I do not know how I should explain it.

"Why not?"

You would not understand.

"Aw, cut with the pity-me routine, huh?" Anthony said: "Jesus Christ. You think you're the only haunted building in the whole city?"

You... you can see them? Its attitude seemed to perk up at that.

"Yeah," he replied, looking at the windows.

There were new faces there now, ghostly and pale and barely able to see over the mantles. They were children, all of them: their eyes were hollow, sunken shadows and their hands were long and spidery things. They stared at him accusingly, as the eyes of dead children often would.

"Yeah. I can see them," he repeated: "How long have they been there?"

Since I have been here.

"And how long is that?"

I... I fear I cannot be certain. What year is this?

Anthony nodded. This was looking like a bad one.

"Okay," he said, knowing that this was the tricky bit: "I'm going to step outside the circle and come in. I want to talk to you face to face. Where's the best place to find you?"

The attic, the building answered, But I do not know if they shall let you.

"Why wouldn't they?" Anthony asked: "Don't they want to leave?"

Some of them are very afraid to.

Anthony sighed. He should have known this was coming.
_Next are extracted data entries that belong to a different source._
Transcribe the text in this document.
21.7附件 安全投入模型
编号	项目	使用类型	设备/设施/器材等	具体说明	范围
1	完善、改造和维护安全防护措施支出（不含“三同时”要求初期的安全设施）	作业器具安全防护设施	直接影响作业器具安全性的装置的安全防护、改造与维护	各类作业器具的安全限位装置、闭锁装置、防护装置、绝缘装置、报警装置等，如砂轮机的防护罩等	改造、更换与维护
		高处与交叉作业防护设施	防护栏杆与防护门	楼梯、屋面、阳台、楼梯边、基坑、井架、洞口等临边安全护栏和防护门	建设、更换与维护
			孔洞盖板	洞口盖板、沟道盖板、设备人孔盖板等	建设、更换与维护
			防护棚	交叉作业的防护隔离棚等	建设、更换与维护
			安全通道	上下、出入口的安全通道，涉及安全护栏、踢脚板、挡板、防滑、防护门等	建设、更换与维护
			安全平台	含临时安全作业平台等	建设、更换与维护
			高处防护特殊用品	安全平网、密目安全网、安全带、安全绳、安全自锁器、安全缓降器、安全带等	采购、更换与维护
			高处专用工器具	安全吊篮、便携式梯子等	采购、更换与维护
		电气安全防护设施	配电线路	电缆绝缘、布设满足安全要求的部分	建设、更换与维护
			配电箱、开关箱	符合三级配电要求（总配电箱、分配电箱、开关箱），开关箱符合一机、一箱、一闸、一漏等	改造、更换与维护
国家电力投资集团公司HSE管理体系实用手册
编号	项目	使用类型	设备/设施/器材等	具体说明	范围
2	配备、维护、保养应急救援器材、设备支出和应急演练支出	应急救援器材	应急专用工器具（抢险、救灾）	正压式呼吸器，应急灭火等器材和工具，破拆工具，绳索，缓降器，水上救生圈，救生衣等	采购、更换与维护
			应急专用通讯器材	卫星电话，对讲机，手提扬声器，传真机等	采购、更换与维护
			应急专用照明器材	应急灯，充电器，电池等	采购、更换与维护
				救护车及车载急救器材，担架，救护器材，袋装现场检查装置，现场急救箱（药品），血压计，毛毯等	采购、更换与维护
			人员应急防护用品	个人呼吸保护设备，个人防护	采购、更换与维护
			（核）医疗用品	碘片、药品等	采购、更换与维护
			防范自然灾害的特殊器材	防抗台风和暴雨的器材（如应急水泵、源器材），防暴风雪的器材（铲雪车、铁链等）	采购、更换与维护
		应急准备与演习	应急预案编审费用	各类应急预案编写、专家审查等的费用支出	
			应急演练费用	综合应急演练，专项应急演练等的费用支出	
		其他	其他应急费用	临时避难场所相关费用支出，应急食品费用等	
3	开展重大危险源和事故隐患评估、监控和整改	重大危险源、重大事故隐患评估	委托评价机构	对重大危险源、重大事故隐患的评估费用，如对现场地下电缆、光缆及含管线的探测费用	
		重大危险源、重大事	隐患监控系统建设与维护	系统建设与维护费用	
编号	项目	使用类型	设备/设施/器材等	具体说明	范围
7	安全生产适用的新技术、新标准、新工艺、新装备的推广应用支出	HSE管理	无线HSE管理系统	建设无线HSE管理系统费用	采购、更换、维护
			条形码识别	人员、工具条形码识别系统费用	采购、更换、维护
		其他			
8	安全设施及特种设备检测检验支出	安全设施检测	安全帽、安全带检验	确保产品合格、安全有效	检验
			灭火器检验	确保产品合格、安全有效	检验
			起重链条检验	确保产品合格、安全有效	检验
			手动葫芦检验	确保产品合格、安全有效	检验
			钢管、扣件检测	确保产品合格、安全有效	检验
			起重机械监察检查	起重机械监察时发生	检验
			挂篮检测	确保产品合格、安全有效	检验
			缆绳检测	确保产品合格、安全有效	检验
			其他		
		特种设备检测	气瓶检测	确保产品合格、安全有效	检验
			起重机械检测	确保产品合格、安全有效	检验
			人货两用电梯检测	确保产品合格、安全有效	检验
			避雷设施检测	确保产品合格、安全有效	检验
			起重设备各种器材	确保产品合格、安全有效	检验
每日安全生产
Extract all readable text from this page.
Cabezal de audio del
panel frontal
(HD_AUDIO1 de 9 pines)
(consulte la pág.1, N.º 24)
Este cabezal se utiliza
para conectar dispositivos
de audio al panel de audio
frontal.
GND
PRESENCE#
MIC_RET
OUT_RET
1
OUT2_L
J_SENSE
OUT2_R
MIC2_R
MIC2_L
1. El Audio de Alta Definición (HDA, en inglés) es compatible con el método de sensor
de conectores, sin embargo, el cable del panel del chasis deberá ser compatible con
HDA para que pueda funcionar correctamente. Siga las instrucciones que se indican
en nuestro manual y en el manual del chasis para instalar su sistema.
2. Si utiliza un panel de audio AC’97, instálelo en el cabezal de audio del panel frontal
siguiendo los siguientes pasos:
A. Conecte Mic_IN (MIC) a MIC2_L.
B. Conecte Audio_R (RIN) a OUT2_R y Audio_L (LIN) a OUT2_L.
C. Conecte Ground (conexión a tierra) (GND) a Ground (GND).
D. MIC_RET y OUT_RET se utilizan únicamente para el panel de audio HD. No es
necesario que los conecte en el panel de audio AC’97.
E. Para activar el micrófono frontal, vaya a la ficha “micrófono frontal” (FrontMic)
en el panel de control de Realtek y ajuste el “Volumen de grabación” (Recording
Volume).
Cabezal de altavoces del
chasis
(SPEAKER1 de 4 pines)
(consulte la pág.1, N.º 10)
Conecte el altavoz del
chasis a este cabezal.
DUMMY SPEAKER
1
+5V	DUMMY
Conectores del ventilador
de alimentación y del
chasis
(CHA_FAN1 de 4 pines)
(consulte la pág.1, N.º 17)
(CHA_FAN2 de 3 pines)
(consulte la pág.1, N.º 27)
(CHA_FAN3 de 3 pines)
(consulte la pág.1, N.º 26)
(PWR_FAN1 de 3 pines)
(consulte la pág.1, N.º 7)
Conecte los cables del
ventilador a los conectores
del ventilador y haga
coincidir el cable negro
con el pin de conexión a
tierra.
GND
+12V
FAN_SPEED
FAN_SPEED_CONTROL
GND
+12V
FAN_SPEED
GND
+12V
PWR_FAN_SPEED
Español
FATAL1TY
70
Oh well.

He put his hand into his coat pocket and pulled out a small, leather-bound book. He dragged off the cigarette one more time, stamped it underfoot, and then, carefully, stepped out of the circle.

Nothing happened.

He knew better than to breathe a sigh of relief, though. And as he took another step outside, and started walking towards the nearest door - where the crackhead had come from - the wind started to pick up.

Go away, he could hear something whispering in the leaves: Leave us.

"Yeah, yeah," he said, heading on up the cracked steps and pulling a business card out of the book: "Just here to sell vacuum cleaners, kiddo. Let me talk to your dad."